Kate Fletcher. You may not know the name, but, if you don’t, you probably should. Fletcher, professor of Sustainability, Design, and Fashion at the University of the Arts London and founder of Kate Fletcher Consultancy, is the researcher-author-scholar mastermind behind the movement upturning the world of fashion with green-themed, ethical revivalism. Fletcher was one of the first individuals to propose and implement the philosophy of “slow fashion.”


Quick terminology lesson: slow fashion is the concept of consumers buying slightly more expensive and higher quality apparel every now and again as opposed to cheap garments mass produced by fast fashion giants like H&M, Zara, and Forever 21 often. An environmental consciousness is often woven into the fabric of slow fashion brands as their products are intended to be durable and timeless.


So, what’s slow fashion got to do with supply chain and the way clothing is made? In a convoluted large-scale production process, it’s easy to lose sight of ethical labor standards. As we approach the five-year anniversary of the Rana Plaza factory collapse in Bangladesh, in which more than 1,000 workers died, the harrowing ramifications of hazardous working conditions echo louder and sharper.
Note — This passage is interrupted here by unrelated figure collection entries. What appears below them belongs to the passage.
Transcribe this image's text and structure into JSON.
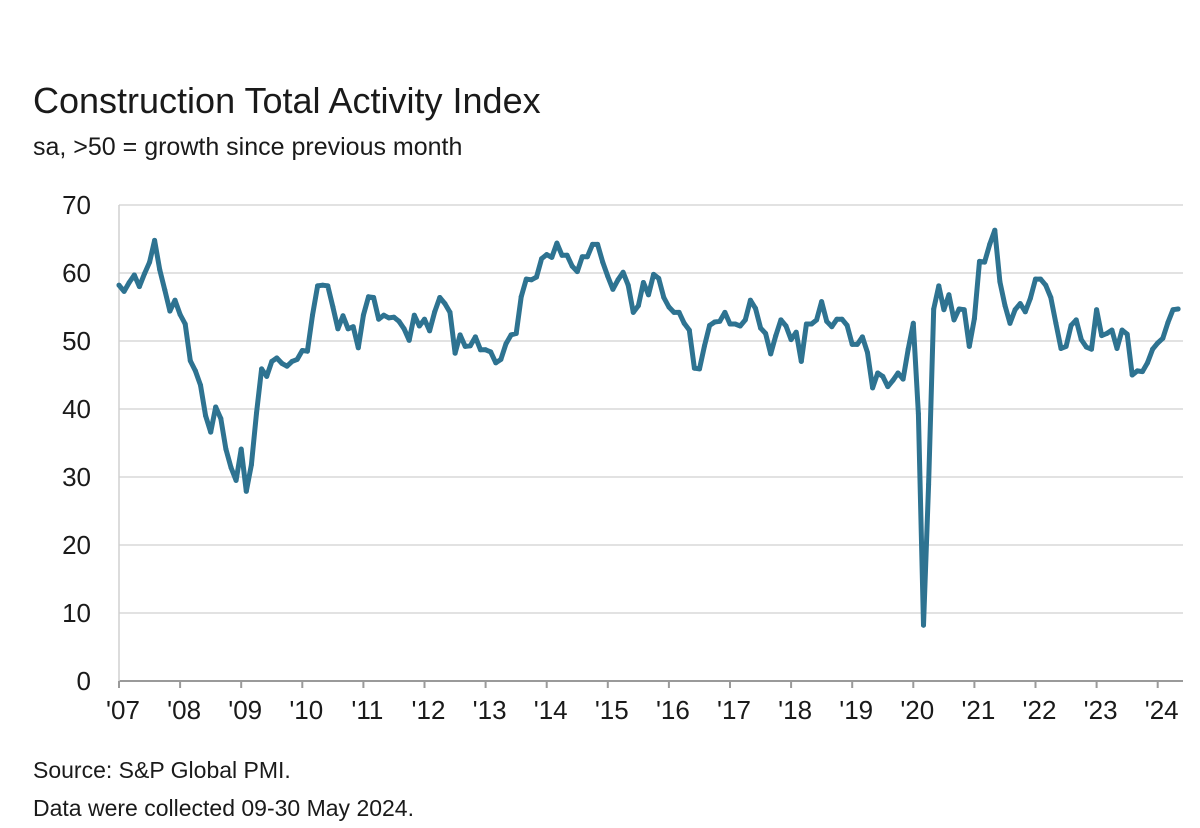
{
  "chart_data": {
    "type": "line",
    "title": "Construction Total Activity Index",
    "subtitle": "sa, >50 = growth since previous month",
    "ylim": [
      0,
      70
    ],
    "yticks": [
      0,
      10,
      20,
      30,
      40,
      50,
      60,
      70
    ],
    "xticks": [
      "'07",
      "'08",
      "'09",
      "'10",
      "'11",
      "'12",
      "'13",
      "'14",
      "'15",
      "'16",
      "'17",
      "'18",
      "'19",
      "'20",
      "'21",
      "'22",
      "'23",
      "'24"
    ],
    "x_start": "2007-01",
    "x_end": "2024-05",
    "grid": true,
    "line_color": "#2e7391",
    "series": [
      {
        "name": "",
        "values": [
          58.2,
          57.3,
          58.6,
          59.7,
          58.0,
          59.9,
          61.6,
          64.8,
          60.5,
          57.5,
          54.4,
          56.0,
          53.9,
          52.5,
          47.1,
          45.6,
          43.5,
          39.0,
          36.6,
          40.3,
          38.6,
          34.1,
          31.4,
          29.5,
          34.1,
          27.9,
          31.8,
          39.4,
          45.9,
          44.8,
          47.0,
          47.5,
          46.7,
          46.3,
          47.0,
          47.3,
          48.6,
          48.5,
          53.8,
          58.1,
          58.2,
          58.1,
          55.0,
          51.8,
          53.7,
          51.8,
          52.1,
          49.0,
          53.8,
          56.5,
          56.4,
          53.2,
          53.8,
          53.4,
          53.5,
          52.9,
          51.8,
          50.1,
          53.8,
          52.2,
          53.2,
          51.5,
          54.3,
          56.4,
          55.5,
          54.2,
          48.2,
          50.9,
          49.2,
          49.3,
          50.6,
          48.7,
          48.7,
          48.4,
          46.8,
          47.3,
          49.6,
          50.9,
          51.1,
          56.5,
          59.1,
          59.0,
          59.4,
          62.1,
          62.7,
          62.3,
          64.4,
          62.6,
          62.6,
          61.0,
          60.2,
          62.4,
          62.4,
          64.2,
          64.2,
          61.6,
          59.5,
          57.6,
          59.0,
          60.1,
          58.2,
          54.2,
          55.2,
          58.6,
          56.8,
          59.8,
          59.2,
          56.4,
          55.0,
          54.2,
          54.2,
          52.6,
          51.6,
          46.0,
          45.9,
          49.3,
          52.3,
          52.8,
          52.9,
          54.2,
          52.5,
          52.5,
          52.2,
          53.1,
          56.0,
          54.8,
          51.9,
          51.1,
          48.1,
          50.8,
          53.1,
          52.2,
          50.2,
          51.3,
          47.0,
          52.5,
          52.5,
          53.1,
          55.8,
          52.9,
          52.1,
          53.2,
          53.2,
          52.3,
          49.5,
          49.5,
          50.6,
          48.3,
          43.1,
          45.3,
          44.8,
          43.3,
          44.2,
          45.3,
          44.4,
          48.8,
          52.6,
          39.3,
          8.2,
          28.9,
          54.7,
          58.1,
          54.6,
          56.8,
          53.1,
          54.7,
          54.6,
          49.2,
          53.3,
          61.7,
          61.6,
          64.2,
          66.3,
          58.7,
          55.2,
          52.6,
          54.6,
          55.5,
          54.3,
          56.3,
          59.1,
          59.1,
          58.2,
          56.4,
          52.6,
          48.9,
          49.2,
          52.3,
          53.1,
          50.2,
          49.1,
          48.8,
          54.6,
          50.8,
          51.1,
          51.6,
          48.9,
          51.6,
          51.0,
          45.0,
          45.6,
          45.5,
          46.8,
          48.8,
          49.7,
          50.4,
          52.7,
          54.6,
          54.7
        ]
      }
    ]
  },
  "source": "Source: S&P Global PMI.",
  "collected": "Data were collected 09-30 May 2024."
}
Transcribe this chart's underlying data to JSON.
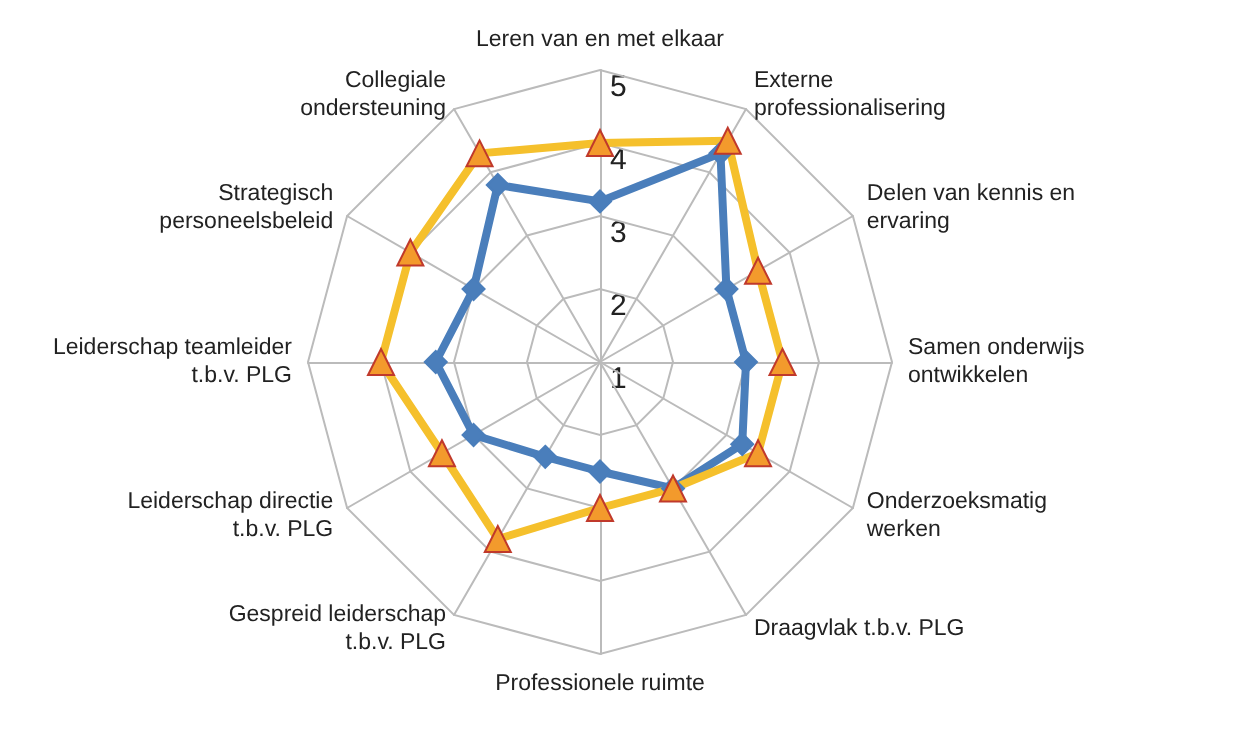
{
  "chart_data": {
    "type": "radar",
    "categories": [
      "Leren van en met elkaar",
      "Externe\nprofessionalisering",
      "Delen van kennis en\nervaring",
      "Samen onderwijs\nontwikkelen",
      "Onderzoeksmatig\nwerken",
      "Draagvlak t.b.v. PLG",
      "Professionele ruimte",
      "Gespreid leiderschap\nt.b.v. PLG",
      "Leiderschap directie\nt.b.v. PLG",
      "Leiderschap teamleider\nt.b.v. PLG",
      "Strategisch\npersoneelsbeleid",
      "Collegiale\nondersteuning"
    ],
    "series": [
      {
        "color": "#4a7ebb",
        "marker": "diamond",
        "values": [
          3.2,
          4.3,
          3.0,
          3.0,
          3.25,
          3.0,
          2.5,
          2.5,
          3.0,
          3.25,
          3.0,
          3.8
        ]
      },
      {
        "color": "#f5c02c",
        "marker": "triangle",
        "values": [
          4.0,
          4.5,
          3.5,
          3.5,
          3.5,
          3.0,
          3.0,
          3.8,
          3.5,
          4.0,
          4.0,
          4.3
        ]
      }
    ],
    "ylim": [
      1,
      5
    ],
    "yticks": [
      1,
      2,
      3,
      4,
      5
    ],
    "grid": true
  }
}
Slow fashion roots its virtue in considering the well-being of its constituents. Brands such as Zady exclusively employ artisans and cut-and-sew experts to create their clothing; Patagonia, which swears by its motto of transparency, promotes their ethical practices by listing their mission and purpose on their website; Reformation allows customers to connect and peer into the lives of those who stitched their clothing through online videos spotlighting factory workers.


On slow fashion Alessandro Michele, Creative Director at Gucci, explained to the New York Times, “Resist the mantra of speed that violently leads to losing oneself. Resist the illusion of something new at any cost.” The latter half of his statement implores people to quit retiring clothing so quickly, but the former portion illuminates the moral crux of the fast-slow debate as a conflict of integrity.


There was a time when “throw-away” was never a part of the vocabulary of fashion. Perhaps we need to revisit that era.